ところが先日、あの有名な「すきやばし次郎」の予約があっさり取れたお客様がいました。以前は、八方手を尽くしても取れなかったのに!とにかくミシュラン星多め系の予約は困難を極めていました。

スカイツリーも外国人専用のファストパスでない限り、並ぶのは覚悟。スタバでコーヒー一杯飲むのにも30分並んだことを考えると今は天国だ!と思ってしまいます。今では、前日予約が取れたり、いきなりOKの施設もあります。人が多いようでも、前と比べれば相当少ないんだなあと感じました。

そんなラッキーな面がある一方、今の政府の方針では観光客に行動制限がかかっています。それは、観光庁の「感染拡大防止のために各観光関係者が留意すべき事項」に書かれています。

入国から出国までの全行程を通じて、添乗員が同行すること。          

観光庁「外国人観光客の受入れ対応に関するガイドライン」から抜粋

文字通りの解釈は、空港に降り立った瞬間から、あなたが帰るまでずーっと日本人の誰かがつきまといますよ。と言うことです。

立場を逆にすると、日本から外国に行く時の、いわゆる団体旅行のイメージが近いと思います。成田に集合し、ずっと添乗員さんが連れていってくれるタイプの海外旅行です。

でも、「いや、私はひとりで、自由きままに旅行したいよ。」「家族や友達同士で行って、現地でいくつかガイドさんを雇うのがいいね」と言うタイプの旅行者もいます。でも、この日本のルールは、当然ながら全員守らなければなりません。

始めから団体旅行で来たい!と言うタイプの観光客は今までとほとんど変わりません。空港からガイドに先導されてバスに乗り、ホテルに行き、日本の観光をあちこちして帰るまで、知らない人同士の団体で行動するパッケージツアーは沢山あります。

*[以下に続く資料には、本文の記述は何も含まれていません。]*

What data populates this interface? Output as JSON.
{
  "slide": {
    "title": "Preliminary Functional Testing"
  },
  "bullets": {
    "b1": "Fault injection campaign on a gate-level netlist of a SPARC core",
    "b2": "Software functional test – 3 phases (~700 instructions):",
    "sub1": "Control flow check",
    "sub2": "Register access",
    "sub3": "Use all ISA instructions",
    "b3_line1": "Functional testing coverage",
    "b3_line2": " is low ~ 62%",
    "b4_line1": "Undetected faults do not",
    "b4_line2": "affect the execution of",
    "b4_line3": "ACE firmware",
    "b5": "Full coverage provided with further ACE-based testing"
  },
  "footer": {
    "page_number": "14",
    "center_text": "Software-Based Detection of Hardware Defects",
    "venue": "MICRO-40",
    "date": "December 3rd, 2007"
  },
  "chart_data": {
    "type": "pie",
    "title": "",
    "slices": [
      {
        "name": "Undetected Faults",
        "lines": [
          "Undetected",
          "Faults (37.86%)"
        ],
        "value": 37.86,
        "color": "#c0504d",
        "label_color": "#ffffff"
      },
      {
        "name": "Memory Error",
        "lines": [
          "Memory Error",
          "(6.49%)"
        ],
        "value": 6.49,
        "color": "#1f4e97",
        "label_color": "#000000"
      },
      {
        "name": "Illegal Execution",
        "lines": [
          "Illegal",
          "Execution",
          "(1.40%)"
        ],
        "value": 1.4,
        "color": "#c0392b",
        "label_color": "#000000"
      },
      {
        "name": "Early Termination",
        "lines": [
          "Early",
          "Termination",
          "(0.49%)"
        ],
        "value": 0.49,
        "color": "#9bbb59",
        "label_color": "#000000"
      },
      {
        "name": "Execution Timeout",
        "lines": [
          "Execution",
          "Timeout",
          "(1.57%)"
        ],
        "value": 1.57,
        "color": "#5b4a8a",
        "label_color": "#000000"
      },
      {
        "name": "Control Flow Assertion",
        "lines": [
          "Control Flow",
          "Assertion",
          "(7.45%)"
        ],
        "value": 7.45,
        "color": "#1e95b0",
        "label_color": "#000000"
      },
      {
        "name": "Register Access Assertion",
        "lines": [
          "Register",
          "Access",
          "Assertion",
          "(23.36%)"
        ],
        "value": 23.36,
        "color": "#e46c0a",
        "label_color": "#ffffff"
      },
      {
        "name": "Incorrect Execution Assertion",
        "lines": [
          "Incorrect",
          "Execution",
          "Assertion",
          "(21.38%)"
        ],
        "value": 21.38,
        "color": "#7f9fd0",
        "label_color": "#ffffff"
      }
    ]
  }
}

もうひとつのタイプは個人旅行者で、業界用語ではFIT(Free Individual Travelerなどの略)と言います。このタイプの旅行者は色々なタイプがいて、バックパック一つでひとりで世界を渡り歩くようなタイプから、プライベートジェット機で来日して、とてもスペシャルな旅行をする旅行者もいます。

このパッケージ旅行と個人旅行、旅行者としての私はどちらの経験もあるし、どちらもそれぞれ良さがあります。でも、個人旅行じゃないとムリ~って言う人もいませんか。

今、来日している方の中には、個人で自由に旅行したいけれど日本の規制があるからガイドを雇っているという人もいます。どうしても日本に行きたい!でも、バスに乗せられるのはいや!と言うタイプです。

彼ら(と言っても実際は旅行会社ですが)が妥協点として見つけたのが、「バスに乗る代わりにガイドをずっとつける」ではないかと思っています。

その結果、今の個人ツアーは、ガイドと一日中いっしょにいて、全ての面倒を見てもらう超VIPツアーの形を取っているようです。つまり純粋にエンタテインメント系の施設、ディズニーランドやユニバーサルスタジオのような場所にもガイドが同行が必要なのです。

逆の立場で考えると私たちが外国へ行った時、ガイドブックを読んでも結局どこがいいのかよくわからない。何やら有名だから来たけど、どういう歴史があるのか簡潔に知りたい。そんな時にガイドさんは本当にありがたいけれど、遊園地で今日は半日過ごそうと言うときにガイドさん、いらないですよね。せいぜい入り口までつれて行ってくれれば充分です。

でも今、日本のガイドは、その遊園地に相当する完全エンタメ系施設にも同行することになっています。当然、料金も発生します。しかも、その国に行くのが二度目で勝手がわかっていたり、新婚旅行だったしたらなおさら、水入らずの時間もほしいことでしょう。

自分たちで回れるけれど、ガイドをつけなければならない。であれば、ガイド側としては、邪魔せず、しゃしゃり出ず、ここは必要という時に説明したり情報をあげたり。まあ、基本的にはいつもと変わらないのだけれど、そういうことをいつも以上にすることが大事かと思います。ある意味、ガイドの真価が問われている時とも言えます。